May 29, 2026

Weak Economy Shifts Menus

biz & tech icon

By Sheila Gibbons Hiebert
Communication Research Associates, Inc.

biz & tech logoFood is a big part of anyone’s life. It’s even bigger if you own a restaurant. And it’s huge if you own a restaurant during a recession.

As the nation inches its way out of a poor economy, restaurants could be bright spots in the recovery. The National Restaurant Association’s forecast  for 2012 was rosy, projecting a 3.5% increase in total industry sales over 2011’s performance – and employing 10 percent of the nation’s work force. If the year ends as predicted, the restaurant industry job growth will outpace the overall economy for the 13th straight year, the Association said in February.

However, most of the growth has come from chain restaurants at the expense of locally owned restaurants in suburbs and rural areas. Nationally, independent restaurants represent just 27 percent of visits to food establishments, according to The NPD Group, a consumer and retail research firm.  In St. Mary’s County, 35 restaurants have opened in the last five years, according to figures supplied to the Lexington Leader by the Department of Economic and Community Development. One-third of these were chain restaurants.

So how does the industry climate look to independent restaurant owners such as Loic and Karleen Jaffres of Café des Artistes in Leonardtown?

“Although we were faced with increases in operational expenses and skyrocketing direct food costs, we refused to pass those costs through to the customers who were also feeling the ‘bite,’” they said. “Instead, we promoted our value-oriented specials like our three-course prix-fixe Dinner Menu and our $8 lunch special and thus have established strong customer satisfaction. If they’re satisfied and sated, they will return, and more often.”

The Jaffreses said they’ve seen a slight increase in customers in 2012, but added, “The need to handle more people requires more staff in the kitchen and dining room, but the average table purchase, dollar wise, has been lower.” While more people are eating out, per-customer income to the restaurant has decreased, they say. “Many couples opt to share plates; high-end wines have been replaced with more moderately priced ones; and people, at least in our restaurant, are ordering and eating smarter, with an eye to portion size and less waste.”

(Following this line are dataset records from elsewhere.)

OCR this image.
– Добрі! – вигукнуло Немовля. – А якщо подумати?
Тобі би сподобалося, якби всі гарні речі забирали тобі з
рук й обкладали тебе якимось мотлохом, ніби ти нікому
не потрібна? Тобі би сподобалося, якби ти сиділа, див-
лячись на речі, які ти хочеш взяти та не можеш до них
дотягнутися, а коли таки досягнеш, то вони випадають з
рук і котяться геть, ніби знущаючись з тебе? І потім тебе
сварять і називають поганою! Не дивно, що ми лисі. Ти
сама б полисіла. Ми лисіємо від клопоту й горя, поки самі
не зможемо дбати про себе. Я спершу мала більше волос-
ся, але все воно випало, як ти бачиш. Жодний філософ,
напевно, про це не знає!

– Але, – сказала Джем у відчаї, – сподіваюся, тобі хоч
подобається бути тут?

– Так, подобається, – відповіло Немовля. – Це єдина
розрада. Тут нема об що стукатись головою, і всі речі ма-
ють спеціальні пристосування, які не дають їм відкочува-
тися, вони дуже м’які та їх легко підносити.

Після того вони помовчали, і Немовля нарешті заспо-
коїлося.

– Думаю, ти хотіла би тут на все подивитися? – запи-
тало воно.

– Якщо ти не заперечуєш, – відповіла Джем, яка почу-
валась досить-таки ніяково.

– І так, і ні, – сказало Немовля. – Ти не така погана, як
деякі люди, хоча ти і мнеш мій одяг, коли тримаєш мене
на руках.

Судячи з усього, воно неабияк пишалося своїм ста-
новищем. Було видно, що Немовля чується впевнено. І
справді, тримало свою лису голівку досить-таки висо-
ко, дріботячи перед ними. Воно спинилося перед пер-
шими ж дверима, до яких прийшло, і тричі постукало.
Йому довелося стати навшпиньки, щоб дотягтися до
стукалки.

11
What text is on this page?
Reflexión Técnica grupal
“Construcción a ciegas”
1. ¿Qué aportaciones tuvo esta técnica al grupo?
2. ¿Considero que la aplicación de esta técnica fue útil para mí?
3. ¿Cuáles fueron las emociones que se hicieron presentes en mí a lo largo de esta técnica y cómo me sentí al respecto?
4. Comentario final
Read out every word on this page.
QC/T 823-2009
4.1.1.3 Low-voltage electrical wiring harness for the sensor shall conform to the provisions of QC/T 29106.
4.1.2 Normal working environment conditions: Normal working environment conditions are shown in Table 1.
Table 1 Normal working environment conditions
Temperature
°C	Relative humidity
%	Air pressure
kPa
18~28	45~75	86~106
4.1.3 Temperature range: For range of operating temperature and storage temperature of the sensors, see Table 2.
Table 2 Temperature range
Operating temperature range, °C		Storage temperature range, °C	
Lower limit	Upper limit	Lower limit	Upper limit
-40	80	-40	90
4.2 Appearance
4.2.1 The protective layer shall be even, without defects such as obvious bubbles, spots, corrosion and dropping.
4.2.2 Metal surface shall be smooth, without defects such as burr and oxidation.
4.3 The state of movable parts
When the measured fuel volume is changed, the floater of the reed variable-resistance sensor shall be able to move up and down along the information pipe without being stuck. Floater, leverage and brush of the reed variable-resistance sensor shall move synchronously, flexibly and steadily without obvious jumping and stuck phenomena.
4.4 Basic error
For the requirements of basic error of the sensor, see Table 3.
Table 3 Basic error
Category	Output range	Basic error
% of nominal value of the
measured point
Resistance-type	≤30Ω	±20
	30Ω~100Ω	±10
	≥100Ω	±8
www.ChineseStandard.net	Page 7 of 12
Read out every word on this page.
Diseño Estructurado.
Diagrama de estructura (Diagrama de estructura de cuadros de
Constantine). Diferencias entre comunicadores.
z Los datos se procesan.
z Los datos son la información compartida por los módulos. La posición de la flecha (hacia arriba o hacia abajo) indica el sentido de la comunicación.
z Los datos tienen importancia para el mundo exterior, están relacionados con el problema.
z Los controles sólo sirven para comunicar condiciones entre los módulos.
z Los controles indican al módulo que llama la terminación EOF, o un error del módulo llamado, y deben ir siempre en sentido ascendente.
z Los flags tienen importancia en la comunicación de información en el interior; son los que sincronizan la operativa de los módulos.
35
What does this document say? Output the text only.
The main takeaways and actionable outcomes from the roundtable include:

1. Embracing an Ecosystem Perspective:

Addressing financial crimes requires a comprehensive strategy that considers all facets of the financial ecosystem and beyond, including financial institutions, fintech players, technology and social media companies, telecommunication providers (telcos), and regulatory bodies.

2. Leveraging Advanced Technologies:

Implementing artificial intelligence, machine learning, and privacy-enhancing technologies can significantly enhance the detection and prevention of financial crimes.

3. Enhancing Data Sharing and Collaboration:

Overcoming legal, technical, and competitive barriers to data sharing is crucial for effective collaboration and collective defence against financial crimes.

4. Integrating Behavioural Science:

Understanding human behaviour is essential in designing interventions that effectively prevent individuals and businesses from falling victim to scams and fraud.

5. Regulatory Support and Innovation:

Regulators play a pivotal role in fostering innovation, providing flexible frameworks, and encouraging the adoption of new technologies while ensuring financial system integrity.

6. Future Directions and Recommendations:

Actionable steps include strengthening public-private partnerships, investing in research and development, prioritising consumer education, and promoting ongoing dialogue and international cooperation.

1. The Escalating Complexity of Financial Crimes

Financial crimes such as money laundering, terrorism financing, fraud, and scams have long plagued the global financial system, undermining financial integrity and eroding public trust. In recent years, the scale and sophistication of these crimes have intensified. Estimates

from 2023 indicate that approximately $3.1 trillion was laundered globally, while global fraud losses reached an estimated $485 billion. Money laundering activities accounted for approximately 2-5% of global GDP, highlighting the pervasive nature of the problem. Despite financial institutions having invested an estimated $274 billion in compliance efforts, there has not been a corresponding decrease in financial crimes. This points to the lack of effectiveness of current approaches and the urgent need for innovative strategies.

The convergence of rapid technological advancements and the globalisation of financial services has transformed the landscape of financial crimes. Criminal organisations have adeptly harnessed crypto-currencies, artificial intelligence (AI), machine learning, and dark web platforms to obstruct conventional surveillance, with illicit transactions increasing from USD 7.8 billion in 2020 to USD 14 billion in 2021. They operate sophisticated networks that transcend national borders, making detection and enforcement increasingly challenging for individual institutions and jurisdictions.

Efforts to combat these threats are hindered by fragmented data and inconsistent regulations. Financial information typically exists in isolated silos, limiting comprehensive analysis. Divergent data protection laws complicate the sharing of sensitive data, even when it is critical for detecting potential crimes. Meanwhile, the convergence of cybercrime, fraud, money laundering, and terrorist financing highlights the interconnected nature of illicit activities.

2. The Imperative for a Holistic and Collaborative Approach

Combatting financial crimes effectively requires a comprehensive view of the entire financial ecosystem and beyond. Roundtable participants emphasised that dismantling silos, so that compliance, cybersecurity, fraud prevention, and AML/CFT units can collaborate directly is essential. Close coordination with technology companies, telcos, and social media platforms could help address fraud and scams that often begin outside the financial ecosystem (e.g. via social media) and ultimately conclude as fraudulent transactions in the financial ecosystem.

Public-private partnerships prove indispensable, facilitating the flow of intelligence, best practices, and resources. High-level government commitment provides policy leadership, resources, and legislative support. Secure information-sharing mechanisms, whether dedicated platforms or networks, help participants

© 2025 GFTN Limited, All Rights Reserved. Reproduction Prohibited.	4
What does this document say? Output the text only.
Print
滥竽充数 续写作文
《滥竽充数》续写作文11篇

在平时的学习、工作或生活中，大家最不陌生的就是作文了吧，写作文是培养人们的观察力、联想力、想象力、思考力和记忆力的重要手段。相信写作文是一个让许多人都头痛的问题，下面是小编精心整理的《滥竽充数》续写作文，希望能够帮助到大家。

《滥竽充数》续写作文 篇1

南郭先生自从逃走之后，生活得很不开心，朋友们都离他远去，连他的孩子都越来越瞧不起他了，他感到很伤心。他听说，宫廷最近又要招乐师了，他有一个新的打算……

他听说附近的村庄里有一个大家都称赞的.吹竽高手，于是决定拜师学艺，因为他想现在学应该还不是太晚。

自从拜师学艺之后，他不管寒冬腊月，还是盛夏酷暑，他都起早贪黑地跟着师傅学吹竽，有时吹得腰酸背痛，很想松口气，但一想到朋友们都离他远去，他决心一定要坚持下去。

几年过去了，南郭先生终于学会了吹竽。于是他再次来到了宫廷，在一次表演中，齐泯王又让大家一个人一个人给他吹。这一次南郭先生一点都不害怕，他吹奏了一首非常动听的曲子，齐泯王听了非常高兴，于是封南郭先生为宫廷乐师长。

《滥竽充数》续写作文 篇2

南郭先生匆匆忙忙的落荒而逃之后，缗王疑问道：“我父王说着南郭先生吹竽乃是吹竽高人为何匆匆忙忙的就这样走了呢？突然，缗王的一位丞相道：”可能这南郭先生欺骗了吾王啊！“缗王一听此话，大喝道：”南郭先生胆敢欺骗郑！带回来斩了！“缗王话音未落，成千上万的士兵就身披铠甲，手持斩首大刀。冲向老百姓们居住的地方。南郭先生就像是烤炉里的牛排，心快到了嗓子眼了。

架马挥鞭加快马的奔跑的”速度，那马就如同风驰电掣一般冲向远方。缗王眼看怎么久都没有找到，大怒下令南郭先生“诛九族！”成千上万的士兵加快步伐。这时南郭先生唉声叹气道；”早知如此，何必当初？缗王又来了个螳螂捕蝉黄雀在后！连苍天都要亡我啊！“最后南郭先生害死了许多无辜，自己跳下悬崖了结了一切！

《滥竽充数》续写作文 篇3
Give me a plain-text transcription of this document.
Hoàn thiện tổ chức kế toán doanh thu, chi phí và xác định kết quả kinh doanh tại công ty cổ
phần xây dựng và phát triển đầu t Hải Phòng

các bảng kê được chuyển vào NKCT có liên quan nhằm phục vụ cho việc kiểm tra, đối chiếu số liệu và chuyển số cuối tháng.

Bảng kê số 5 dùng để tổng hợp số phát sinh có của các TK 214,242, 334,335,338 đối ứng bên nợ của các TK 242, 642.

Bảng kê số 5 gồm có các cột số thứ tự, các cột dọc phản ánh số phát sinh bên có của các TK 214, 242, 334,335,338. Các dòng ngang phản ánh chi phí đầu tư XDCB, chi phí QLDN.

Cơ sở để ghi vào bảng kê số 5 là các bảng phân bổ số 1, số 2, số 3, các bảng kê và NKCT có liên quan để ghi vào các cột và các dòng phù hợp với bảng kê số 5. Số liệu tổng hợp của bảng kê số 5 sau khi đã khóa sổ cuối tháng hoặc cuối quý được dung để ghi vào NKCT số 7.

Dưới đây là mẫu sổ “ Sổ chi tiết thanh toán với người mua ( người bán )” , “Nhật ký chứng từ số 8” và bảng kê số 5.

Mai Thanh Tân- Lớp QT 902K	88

Lenny's RestaurantDan Rebarchick, owner with his wife, Robyn, of Lenny’s in California, Maryland, a landmark for the last 60 years, is skeptical of the National Restaurant Association’s optimistic forecast. There is some cause for concern: although restaurant operators reported positive same-store sales for the 16th consecutive month in September, results were much softer than recent months, the Association has said.

Mr. Rebarchick says his business is off 15 to 20 percent. He’s responded by adding specials that include different food choices and more price points, with an eye to keeping the menu balanced in terms of variety and cost.

One obvious change has been in lunch traffic, he says. “When the price of gas goes up, we see fewer people at lunch, because that’s a discretionary item. They become brown baggers instead.”

The competitive landscape has changed, too. “In the last five years we’ve had an infiltration of corporate, fast-food type restaurants which are taking a piece of the pie now we didn’t have to compete with before,” Mr. Rebarchick says. “Five years ago, business was good. For the last three or four years, particularly the last two and three, business has steadily decreased for my business and other independent restaurants.”

Independent restaurant owners like the Jaffreses and the Rebarchicks have the advantage of being able to adapt quickly to the local business climate and customer preferences, given that the relationship with diners is up close and personal. In contrast, chain restaurants work off a corporate, one-size-fits all template. The advantage for them is widely tested menus and marketing strategies that can be put to work in hundreds of locations.

Olive Garden, for example, is a chain of 730 restaurants and 86,000 employees, whose brand has become widely known since its 1982 founding. But operators of casual-dining restaurants like Olive Garden are struggling to increase sales as patrons look for more value in their dining options, the Associated Press  reports, with Chipotle and Panera Bread among the chains benefiting from more bottom-line oriented diners. Olive Garden rolled out a new ad campaign in October highlighting lighter, lower-calorie options. It’s also adjusting its marketing and menus to appeal to those with hectic and varied schedules, moving away from its image as a place where la famiglia sits down together for a leisurely meal.